Mirroring these historic architectural traditions, the Cultural Foundation has retained the courtyard as one of its central focal points. The layout brings to mind fabled Islamic palaces where the visitor would pass through a series of courtyards and entrances before reaching the royal throne.
The Cultural Foundation’s central courtyard provides a wide, flexible open space, the arched walkway or arcade by its side transitioning the visitor into the inner spaces, in true artistic style, following the modern “Universal Space” concept. This transition is further enhanced by the creative play of light and shadow, itself a dramatic introduction to a place of culture and art.
The Foundation’s courtyards reflect Islamic architecture through an even deeper concept – that of finaa – a preliminary staging area for social, communal interactions, creating a sense of expectation – as is the case with the outer courtyard. In the same way, the second, enclosed courtyard at the heart of the building (serving as an exhibition hall) is said to be the equivalent of the sehan - the intimate, almost hidden space where the focus is on the cultivation of the mind.
Described as an “atrium house” by one of TAC’s architects, the Cultural Foundation’s courtyards also act as reservoirs of cool air, drawing it through the elegant arcades at its side into the inner halls. Its multi-toned floor tiles merge majestically into the inner spaces, bringing a sense of continuity while the cool colours of the wall tiles contribute to the cooling of the interior.
The tiles themselves echo present and past with modern squares subtly interspersed with star-shaped patterns, the eight-pointed star affirming Abu Dhabi’s Islamic heritage. (This theme is repeated in the courtyard’s star-shaped plant areas, star-shaped splashes of greenery, peeking out of the ground around the fountain – and again in the intricate woodwork within the building).

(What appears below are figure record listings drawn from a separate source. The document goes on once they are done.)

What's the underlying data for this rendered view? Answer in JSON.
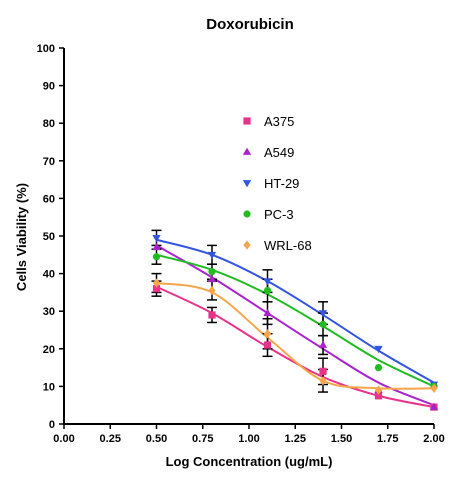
{
  "chart_data": {
    "type": "scatter",
    "title": "Doxorubicin",
    "xlabel": "Log Concentration (ug/mL)",
    "ylabel": "Cells Viability (%)",
    "xlim": [
      0,
      2
    ],
    "ylim": [
      0,
      100
    ],
    "xticks": [
      "0.00",
      "0.25",
      "0.50",
      "0.75",
      "1.00",
      "1.25",
      "1.50",
      "1.75",
      "2.00"
    ],
    "yticks": [
      "0",
      "10",
      "20",
      "30",
      "40",
      "50",
      "60",
      "70",
      "80",
      "90",
      "100"
    ],
    "grid": false,
    "legend_position": "center",
    "x": [
      0.5,
      0.8,
      1.1,
      1.4,
      1.7,
      2.0
    ],
    "series": [
      {
        "name": "A375",
        "color": "#e8338a",
        "marker": "square",
        "values": [
          36,
          29,
          21,
          14,
          7.5,
          4.5
        ],
        "errors": [
          2,
          2,
          3,
          3.5,
          0,
          0
        ],
        "fit": [
          36.5,
          29.5,
          20.5,
          12.5,
          7.5,
          4.5
        ]
      },
      {
        "name": "A549",
        "color": "#aa22cc",
        "marker": "triangle-up",
        "values": [
          47,
          38.5,
          29.5,
          21,
          9,
          4.5
        ],
        "errors": [
          0,
          0,
          3,
          2.5,
          0,
          0
        ],
        "fit": [
          47.5,
          39,
          29.5,
          20,
          11,
          5
        ]
      },
      {
        "name": "HT-29",
        "color": "#3355dd",
        "marker": "triangle-down",
        "values": [
          49.5,
          45,
          38,
          29.5,
          20,
          10.5
        ],
        "errors": [
          2,
          2.5,
          3,
          3,
          0,
          0
        ],
        "fit": [
          49,
          45,
          38,
          29,
          19.5,
          11
        ]
      },
      {
        "name": "PC-3",
        "color": "#22bb22",
        "marker": "circle",
        "values": [
          44.5,
          40.5,
          35.5,
          26.5,
          15,
          10
        ],
        "errors": [
          2,
          2,
          3,
          3,
          0,
          0
        ],
        "fit": [
          45,
          41,
          34.5,
          26,
          17,
          10
        ]
      },
      {
        "name": "WRL-68",
        "color": "#f5a64a",
        "marker": "diamond",
        "values": [
          37.5,
          35.5,
          24,
          11.5,
          9,
          9.5
        ],
        "errors": [
          2.5,
          2.5,
          4,
          3,
          0,
          0
        ],
        "fit": [
          37.5,
          35,
          23,
          11.5,
          9.5,
          9.5
        ]
      }
    ]
  }
}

As water brings life to a thirsty land, so art and a sense of heritage can bring life to a thirsty mind. The Cultural Foundation’s main courtyard - artistically designed to draw the visitor inwards through a sense of expectancy - acts as more than an open architectural space – it starts the process of engaging the visitor, leading the feet and mind into the artistic and intellectually loaded spaces within. The courtyard’s sloped fountain makes a significant symbolic statement. The idea of water in motion symbolises the dynamism of life; water as the music of nature softens the noise of the city; water as a mirror reflects not only the surrounding architecture – but also the individual, bringing the visitor into the setting. Originally, the fountain as a feature was repeated in other parts of the building, such as the central atrium and the eastern courtyard. Later these were removed as the Foundation expanded its activities – although the courtyard fountains were rediscovered during the conservation project and reinstated symbolically.